Disclosure - I work for ALT half time. Post updated 30/9/2010.
Donald Clark spoke at ALT-C 2010 on 7 September 2010: topic "Don't Lecture Me". The talk was a structured, passionate, critique of the lecture as an ineffective way to support learning. Donald's talk was controversial, and he chose not to hide his anger at what he sees as the wasting of public resources (physical and human) that lectures involve. (Abstract of talk, with two comments on the talk itself.)
Some in the audience were unhappy with the talk; but I think it got the conference off to a good and challenged start. You can make up your own mind.
Twitter has become a major cog in the machinery of conferences where a substantial proportion of participants are enthusiastic users of social media, and have an "always on" device with them and running during talks. Consequently the #altc2010 "back channel" was buzzing. As well as ~500 delegates in the auditorium, around 60 participants were accessing Donald's talk in real time, free, using Elluminate. Alongside this, unknown additional numbers were following the talk second hand (and commenting on it?) through the back channel, in effect mildly heckling him, albeit with neither Donald nor the non-tweeting audience realising it at the time. Donald picked up on it some days later, and here is his response, plus plenty of comments, including mine.
I've got mixed views about the way that Twitter works in these situations. I'm incapable of following a line of argument whilst i) trying to write pithy observations on it, and ii) keeping an eye on what other people using Twitter are writing. Does this kind of research evidence ["Cognitive control in media multitaskers" - HTML] and this kind ["The effect of multitasking on the grade performance of business students" - PDF] show that those who think they can multi-task are, like phone-using drivers, deluding themselves?
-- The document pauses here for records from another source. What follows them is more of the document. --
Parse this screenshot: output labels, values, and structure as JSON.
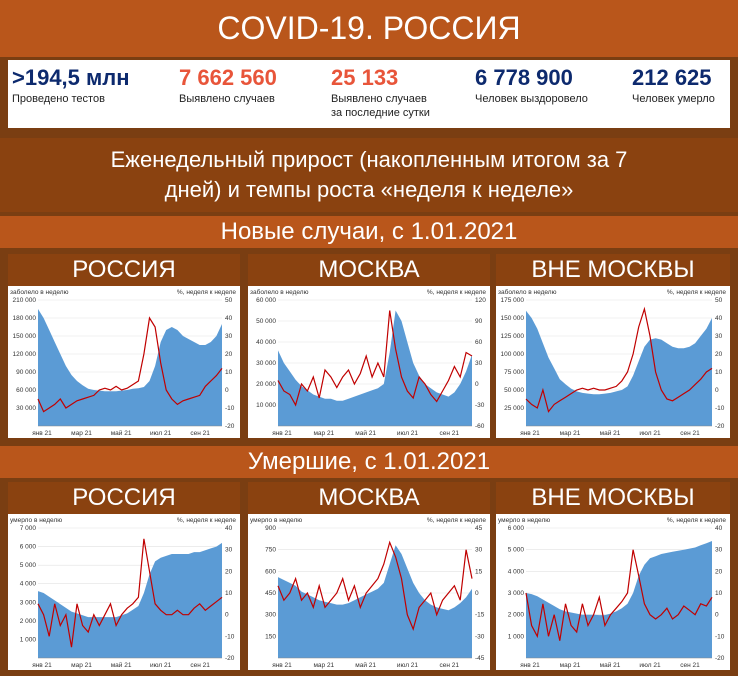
{
  "title": "COVID-19. РОССИЯ",
  "stats": [
    {
      "value": ">194,5 млн",
      "label": "Проведено тестов",
      "label2": "",
      "color": "#0d2a6e"
    },
    {
      "value": "7 662 560",
      "label": "Выявлено случаев",
      "label2": "",
      "color": "#e8553a"
    },
    {
      "value": "25 133",
      "label": "Выявлено случаев",
      "label2": "за последние сутки",
      "color": "#e8553a"
    },
    {
      "value": "6 778 900",
      "label": "Человек выздоровело",
      "label2": "",
      "color": "#0d2a6e"
    },
    {
      "value": "212 625",
      "label": "Человек умерло",
      "label2": "",
      "color": "#0d2a6e"
    }
  ],
  "subtitle_line1": "Еженедельный прирост (накопленным итогом за 7",
  "subtitle_line2": "дней) и темпы роста «неделя к неделе»",
  "section_cases": "Новые случаи, с 1.01.2021",
  "section_deaths": "Умершие, с 1.01.2021",
  "region_names": [
    "РОССИЯ",
    "МОСКВА",
    "ВНЕ МОСКВЫ"
  ],
  "colors": {
    "area": "#5b9bd5",
    "line": "#c00000",
    "orange": "#b9561b",
    "brown": "#8a4210"
  },
  "chart_data": [
    {
      "id": "cases-russia",
      "type": "area",
      "ylabel_left": "заболело в неделю",
      "ylabel_right": "%, неделя к неделе",
      "x_ticks": [
        "янв 21",
        "мар 21",
        "май 21",
        "июл 21",
        "сен 21"
      ],
      "ylim_left": [
        0,
        210000
      ],
      "y_ticks_left": [
        "30 000",
        "60 000",
        "90 000",
        "120 000",
        "150 000",
        "180 000",
        "210 000"
      ],
      "ylim_right": [
        -20,
        50
      ],
      "y_ticks_right": [
        "-20",
        "-10",
        "0",
        "10",
        "20",
        "30",
        "40",
        "50"
      ],
      "series": [
        {
          "values": [
            195000,
            180000,
            160000,
            140000,
            120000,
            100000,
            85000,
            75000,
            68000,
            62000,
            60000,
            59000,
            58000,
            58000,
            58000,
            59000,
            60000,
            62000,
            63000,
            65000,
            75000,
            100000,
            140000,
            160000,
            165000,
            160000,
            150000,
            145000,
            140000,
            135000,
            135000,
            140000,
            150000,
            170000
          ]
        },
        {
          "values": [
            -5,
            -12,
            -10,
            -8,
            -5,
            -10,
            -8,
            -6,
            -5,
            -4,
            -3,
            0,
            1,
            0,
            2,
            0,
            1,
            3,
            5,
            20,
            40,
            35,
            15,
            0,
            -5,
            -8,
            -6,
            -5,
            -4,
            -3,
            2,
            5,
            8,
            12
          ]
        }
      ]
    },
    {
      "id": "cases-moscow",
      "type": "area",
      "ylabel_left": "заболело в неделю",
      "ylabel_right": "%, неделя к неделе",
      "x_ticks": [
        "янв 21",
        "мар 21",
        "май 21",
        "июл 21",
        "сен 21"
      ],
      "ylim_left": [
        0,
        60000
      ],
      "y_ticks_left": [
        "10 000",
        "20 000",
        "30 000",
        "40 000",
        "50 000",
        "60 000"
      ],
      "ylim_right": [
        -60,
        120
      ],
      "y_ticks_right": [
        "-60",
        "-30",
        "0",
        "30",
        "60",
        "90",
        "120"
      ],
      "series": [
        {
          "values": [
            36000,
            30000,
            26000,
            22000,
            19000,
            17000,
            15000,
            14000,
            13000,
            13000,
            12000,
            12000,
            13000,
            14000,
            15000,
            16000,
            17000,
            18000,
            20000,
            35000,
            55000,
            50000,
            40000,
            30000,
            24000,
            20000,
            18000,
            16000,
            15000,
            14000,
            16000,
            20000,
            26000,
            34000
          ]
        },
        {
          "values": [
            5,
            -10,
            -15,
            -30,
            0,
            -10,
            10,
            -20,
            20,
            10,
            -5,
            10,
            20,
            0,
            15,
            40,
            10,
            30,
            10,
            105,
            50,
            10,
            -10,
            -20,
            10,
            0,
            -15,
            -25,
            -10,
            5,
            25,
            10,
            45,
            40
          ]
        }
      ]
    },
    {
      "id": "cases-outside",
      "type": "area",
      "ylabel_left": "заболело в неделю",
      "ylabel_right": "%, неделя к неделе",
      "x_ticks": [
        "янв 21",
        "мар 21",
        "май 21",
        "июл 21",
        "сен 21"
      ],
      "ylim_left": [
        0,
        175000
      ],
      "y_ticks_left": [
        "25 000",
        "50 000",
        "75 000",
        "100 000",
        "125 000",
        "150 000",
        "175 000"
      ],
      "ylim_right": [
        -20,
        50
      ],
      "y_ticks_right": [
        "-20",
        "-10",
        "0",
        "10",
        "20",
        "30",
        "40",
        "50"
      ],
      "series": [
        {
          "values": [
            160000,
            150000,
            135000,
            115000,
            95000,
            80000,
            65000,
            58000,
            52000,
            48000,
            46000,
            45000,
            44000,
            44000,
            45000,
            46000,
            48000,
            50000,
            55000,
            70000,
            90000,
            110000,
            120000,
            122000,
            120000,
            115000,
            110000,
            108000,
            108000,
            110000,
            115000,
            125000,
            135000,
            150000
          ]
        },
        {
          "values": [
            -5,
            -8,
            -10,
            0,
            -12,
            -8,
            -6,
            -4,
            -2,
            0,
            1,
            0,
            1,
            0,
            0,
            1,
            2,
            5,
            10,
            20,
            35,
            45,
            30,
            10,
            0,
            -5,
            -6,
            -4,
            -2,
            0,
            3,
            6,
            10,
            12
          ]
        }
      ]
    },
    {
      "id": "deaths-russia",
      "type": "area",
      "ylabel_left": "умерло в неделю",
      "ylabel_right": "%, неделя к неделе",
      "x_ticks": [
        "янв 21",
        "мар 21",
        "май 21",
        "июл 21",
        "сен 21"
      ],
      "ylim_left": [
        0,
        7000
      ],
      "y_ticks_left": [
        "1 000",
        "2 000",
        "3 000",
        "4 000",
        "5 000",
        "6 000",
        "7 000"
      ],
      "ylim_right": [
        -20,
        40
      ],
      "y_ticks_right": [
        "-20",
        "-10",
        "0",
        "10",
        "20",
        "30",
        "40"
      ],
      "series": [
        {
          "values": [
            3600,
            3500,
            3300,
            3100,
            2900,
            2700,
            2500,
            2400,
            2300,
            2200,
            2200,
            2200,
            2200,
            2200,
            2200,
            2300,
            2400,
            2600,
            2800,
            3500,
            4500,
            5200,
            5400,
            5500,
            5600,
            5600,
            5600,
            5600,
            5700,
            5700,
            5800,
            5900,
            6000,
            6200
          ]
        },
        {
          "values": [
            5,
            0,
            -10,
            5,
            -5,
            0,
            -15,
            5,
            -5,
            -8,
            0,
            -5,
            0,
            5,
            -5,
            0,
            3,
            5,
            8,
            35,
            20,
            5,
            2,
            0,
            0,
            2,
            0,
            0,
            3,
            5,
            2,
            4,
            6,
            8
          ]
        }
      ]
    },
    {
      "id": "deaths-moscow",
      "type": "area",
      "ylabel_left": "умерло в неделю",
      "ylabel_right": "%, неделя к неделе",
      "x_ticks": [
        "янв 21",
        "мар 21",
        "май 21",
        "июл 21",
        "сен 21"
      ],
      "ylim_left": [
        0,
        900
      ],
      "y_ticks_left": [
        "150",
        "300",
        "450",
        "600",
        "750",
        "900"
      ],
      "ylim_right": [
        -45,
        45
      ],
      "y_ticks_right": [
        "-45",
        "-30",
        "-15",
        "0",
        "15",
        "30",
        "45"
      ],
      "series": [
        {
          "values": [
            560,
            540,
            520,
            500,
            460,
            440,
            420,
            400,
            390,
            380,
            370,
            370,
            380,
            400,
            420,
            440,
            460,
            480,
            520,
            650,
            780,
            720,
            620,
            520,
            450,
            400,
            370,
            350,
            340,
            330,
            350,
            380,
            420,
            480
          ]
        },
        {
          "values": [
            5,
            -5,
            0,
            10,
            -5,
            0,
            -10,
            5,
            -10,
            -5,
            0,
            10,
            -5,
            5,
            -10,
            0,
            5,
            10,
            20,
            35,
            25,
            10,
            -15,
            -25,
            -10,
            -5,
            0,
            -15,
            -5,
            0,
            5,
            -5,
            30,
            10
          ]
        }
      ]
    },
    {
      "id": "deaths-outside",
      "type": "area",
      "ylabel_left": "умерло в неделю",
      "ylabel_right": "%, неделя к неделе",
      "x_ticks": [
        "янв 21",
        "мар 21",
        "май 21",
        "июл 21",
        "сен 21"
      ],
      "ylim_left": [
        0,
        6000
      ],
      "y_ticks_left": [
        "1 000",
        "2 000",
        "3 000",
        "4 000",
        "5 000",
        "6 000"
      ],
      "ylim_right": [
        -20,
        40
      ],
      "y_ticks_right": [
        "-20",
        "-10",
        "0",
        "10",
        "20",
        "30",
        "40"
      ],
      "series": [
        {
          "values": [
            3000,
            2950,
            2850,
            2700,
            2550,
            2400,
            2250,
            2150,
            2100,
            2050,
            2000,
            2000,
            2000,
            1980,
            1980,
            2050,
            2150,
            2300,
            2500,
            3000,
            3800,
            4300,
            4600,
            4700,
            4800,
            4850,
            4900,
            4950,
            5000,
            5050,
            5100,
            5200,
            5300,
            5400
          ]
        },
        {
          "values": [
            10,
            -5,
            -10,
            5,
            -10,
            0,
            -12,
            5,
            -5,
            -8,
            5,
            -5,
            0,
            8,
            -5,
            0,
            3,
            6,
            10,
            30,
            18,
            5,
            0,
            -2,
            0,
            3,
            -2,
            0,
            4,
            2,
            0,
            5,
            4,
            8
          ]
        }
      ]
    }
  ]
}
My experience at this year's ALT conference has been that the value of the back-channel has varied widely: sometimes it seems to work like a bad feedback loop on a sound system (for an angle on this, see Jaron Lanier's interview in the Guardian); sometimes it seems to add focus and clarity to a discussion, and to induce productive involvement. In the case of Donald's keynote it seems to have worked in both ways.